Реализация подобной стратегии была бы невозможна, без плотного сотрудничества между государством и крупным финансовым бизнесом. И это сотрудничество действительно было, правда, по словам Стиглица, оно носило неявный характер: Федеральный резерв и Минфин фактически поощряли банки действовать все более безрассудно и поэтому эти финансовые институты знали, что если у них возникнет проблема, то, скорее всего они будут спасены. (Финансовые рынки назвали такую политику «путом Гринспена-Бернанке»){1395}. Правительство фактически стало неявным страховщиком огромных убытков{1396}. И финансовые компании пускались во все более рискованные авантюры. О величине риска достаточно наглядно говорит соотношение величины заемных и собственных средств в крупнейших инвестиционных компаниях Уолл-стрит, которое к 2007 г. выросло до 30:1 и даже 40:1. Для банкротства любой из этих компаний требовалось лишь небольшое снижение стоимости их активов{1397}.
Впрочем, правительство и не собиралось в одиночку отдуваться за результаты своей деятельности, часть ноши оно заранее перенесло на конечных потребителей своей политики т.е. получателей кредитов. По отношению к последним правительство придерживалось прямо противоположной политики, чем к банкам: в то время как требования к финансовым институтам все более снижались, требования к заемщикам наоборот постоянно ужесточались.
Примером может служить принятый в апреле 2005 г. «Закон о предотвращении злоупотреблений банкротством и о защите прав потребителей». Новый закон поощрял кредиторов выдавать кредиты на все более плохих условиях и одновременно позволял налагать арест на четверть заработной платы заемщика, просрочившим погашение кредита (до этого закон о банкротстве не имел права регресса, т.е. гарантировался только недвижимостью, под которую брался кредит). Администрация Обамы хотела отменить этот закон в 2005 г. но банки выступили против и добились успеха{1398}.
Конечным получателем всех выгод от политики дерегулирования и либерализации финансовых рынков оказался финансовый сектор, на который в 2007 г. пришелся 41% прибыли всего корпоративного сектора{1399}.
Сверхвысокая прибыль, получаемая в финансовом секторе, достигалась за счет принесения в жертву процветания и эффективности остальной экономики. Например, в 2007 г. Американское общество инженеров-строителей заявило, что США настолько мало заботятся об общественной инфраструктуре — дорогах, мостах, школах, дамбах, — что потребуется потратить более полутора триллионов долларов в течение пяти лет, чтобы вернуть все это в нормальное состояние. Однако расходы подобного рода продолжали сокращать{1401}. Стиглица же в этой связи особенно беспокоило то, что «деятельность финансового сектора привела к растрате самого редкого нашего ресурса — человеческих талантов. Я видел, что слишком много наших лучших студентов после получения диплома шли в финансовую отрасль. Они не могли сопротивляться притяжению предлагавшегося там огромного вознаграждения»{1402}.
ЭРЗАЦ-КАПИТАЛИЗМ
…приватизация доходов и социализация убытков.

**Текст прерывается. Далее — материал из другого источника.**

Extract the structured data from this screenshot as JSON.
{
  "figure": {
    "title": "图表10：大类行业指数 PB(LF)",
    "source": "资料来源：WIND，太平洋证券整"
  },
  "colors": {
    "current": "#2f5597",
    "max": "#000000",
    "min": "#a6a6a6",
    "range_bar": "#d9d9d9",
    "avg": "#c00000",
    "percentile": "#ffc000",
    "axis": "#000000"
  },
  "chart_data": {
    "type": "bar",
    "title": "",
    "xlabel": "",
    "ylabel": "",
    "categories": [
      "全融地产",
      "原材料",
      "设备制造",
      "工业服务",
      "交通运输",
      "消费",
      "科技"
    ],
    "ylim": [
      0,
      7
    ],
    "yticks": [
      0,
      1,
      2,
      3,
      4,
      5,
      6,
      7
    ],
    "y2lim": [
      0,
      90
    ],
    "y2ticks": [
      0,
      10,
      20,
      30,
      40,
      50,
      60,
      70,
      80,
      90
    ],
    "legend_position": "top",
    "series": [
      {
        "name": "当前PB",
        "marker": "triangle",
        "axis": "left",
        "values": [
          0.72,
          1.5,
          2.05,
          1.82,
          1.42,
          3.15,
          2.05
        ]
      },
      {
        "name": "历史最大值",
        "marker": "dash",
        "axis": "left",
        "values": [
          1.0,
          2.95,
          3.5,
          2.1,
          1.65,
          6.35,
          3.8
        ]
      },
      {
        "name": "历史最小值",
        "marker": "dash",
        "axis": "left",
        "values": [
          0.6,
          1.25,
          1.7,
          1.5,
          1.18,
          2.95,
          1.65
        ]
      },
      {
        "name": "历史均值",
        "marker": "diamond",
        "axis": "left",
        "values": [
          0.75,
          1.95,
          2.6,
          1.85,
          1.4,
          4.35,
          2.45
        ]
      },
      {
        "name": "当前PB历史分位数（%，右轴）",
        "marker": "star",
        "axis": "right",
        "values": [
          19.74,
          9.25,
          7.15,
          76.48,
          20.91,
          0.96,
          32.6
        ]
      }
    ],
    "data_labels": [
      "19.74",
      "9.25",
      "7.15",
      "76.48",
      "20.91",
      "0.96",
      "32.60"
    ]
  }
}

Когда «пузырь недвижимости» лопнул, крупнейшие американские инвестиционные и финансовые институты Fannie Мае и Freddie Mac, Bear Stearns, AIG, Morgan Stanley, Citigroup, Goldman Sachs, Solomon Brothers и т.п. оказались на грани банкротства. По словам одного из героев М. Льюиса, «инвестиционные банки оказались не просто в дерьме — они вымерли как мамонты»{1404}. Воротилы финансового бизнеса бросились за спасением к тому, от вмешательства кого они раньше всячески открещивались, — к государству.
По словам успешного инвестиционного брокера непосредственного участника событий, героя книги М. Льюиса, «фирмы с Уолл-стрит презрительно отмахивавшиеся от правительственного регулирования в хорошие времена, стали умолять правительство о помощи, как только атмосфера накалилась.